Florida Insurance Guaranty Association (“FIGA”) appealed a trial court order compelling appraisal for the policyholders in a dispute over damages in a sinkhole loss. The case on appeal involved, in part, whether the policyholders selected an appraiser that could serve as their appraiser. The trial court had ordered the claim to appraisal and allowed the policyholders to have their attorney act as their appraiser.

In a short opinion, the appellate court essentially said the claim can proceed to appraisal, but the policyholders cannot have their attorney act as their appraiser.

The Court held that:

Given the duty of loyalty owed by an attorney to a client, we conclude that attorneys may not serve as their clients’ arbitrators or appraisers when ‘disinterested’ arbitrators or appraisers are bargained for.

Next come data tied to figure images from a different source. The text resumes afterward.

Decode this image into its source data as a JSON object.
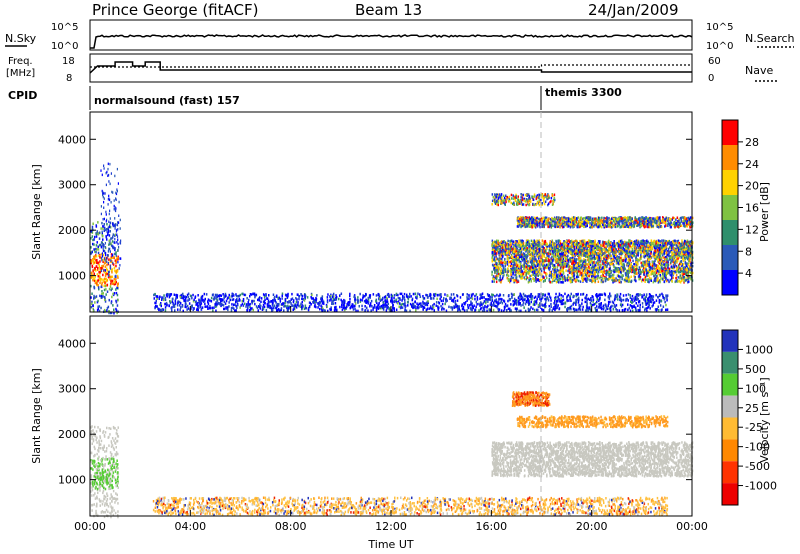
{
  "header": {
    "station": "Prince George (fitACF)",
    "beam": "Beam 13",
    "date": "24/Jan/2009"
  },
  "top_panels": {
    "nsky_label": "N.Sky",
    "nsky_ticks": [
      "10^5",
      "10^0"
    ],
    "nsearch_label": "N.Search",
    "nsearch_ticks": [
      "10^5",
      "10^0"
    ],
    "freq_label_1": "Freq.",
    "freq_label_2": "[MHz]",
    "freq_ticks": [
      "18",
      "8"
    ],
    "nave_label": "Nave",
    "nave_ticks": [
      "60",
      "0"
    ],
    "cpid_label": "CPID",
    "cpid_segments": [
      {
        "name": "normalsound (fast) 157",
        "start_hour": 0
      },
      {
        "name": "themis 3300",
        "start_hour": 18
      }
    ]
  },
  "chart_data": [
    {
      "type": "heatmap",
      "ylabel": "Slant Range [km]",
      "x_ticks": [
        "00:00",
        "04:00",
        "08:00",
        "12:00",
        "16:00",
        "20:00",
        "00:00"
      ],
      "y_ticks": [
        "1000",
        "2000",
        "3000",
        "4000"
      ],
      "xlim": [
        0,
        24
      ],
      "ylim": [
        200,
        4600
      ],
      "colorbar_label": "Power [dB]",
      "colorbar_ticks": [
        "4",
        "8",
        "12",
        "16",
        "20",
        "24",
        "28"
      ],
      "colorbar_colors": [
        "#0000ff",
        "#2a5ab8",
        "#2f8f6c",
        "#7fc242",
        "#ffd200",
        "#ff8c00",
        "#ff0000"
      ]
    },
    {
      "type": "heatmap",
      "ylabel": "Slant Range [km]",
      "xlabel": "Time UT",
      "x_ticks": [
        "00:00",
        "04:00",
        "08:00",
        "12:00",
        "16:00",
        "20:00",
        "00:00"
      ],
      "y_ticks": [
        "1000",
        "2000",
        "3000",
        "4000"
      ],
      "xlim": [
        0,
        24
      ],
      "ylim": [
        200,
        4600
      ],
      "colorbar_label": "Velocity [m s⁻¹]",
      "colorbar_ticks": [
        "1000",
        "500",
        "100",
        "25",
        "-25",
        "-100",
        "-500",
        "-1000"
      ],
      "colorbar_colors": [
        "#2233bb",
        "#3a8f6f",
        "#55cc33",
        "#bbbbbb",
        "#ffbb33",
        "#ff8800",
        "#ff3300",
        "#ee0000"
      ]
    }
  ]
}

Court opinions in many jurisdictions seem to place a lot of emphasis on the word “disinterested” when used in appraisal provisions. If you look up the definition of the term “disinterested,” do you think most parties’ appraisers are “disinterested?” The definition means more than being unbiased. It means “having no desire to know about a particular thing.”2 Would you want someone meeting that definition to be your appraiser? Do you think when parties hire an appraiser—even if they agree to pay them on an hourly or flat fee contract—that they really are truly unbiased—if that is how you define or interpret the term “disinterested”?


1 FIGA v. Hanse, 2014 WL 6488882 (Fla. 5th DCA November 21, 2014).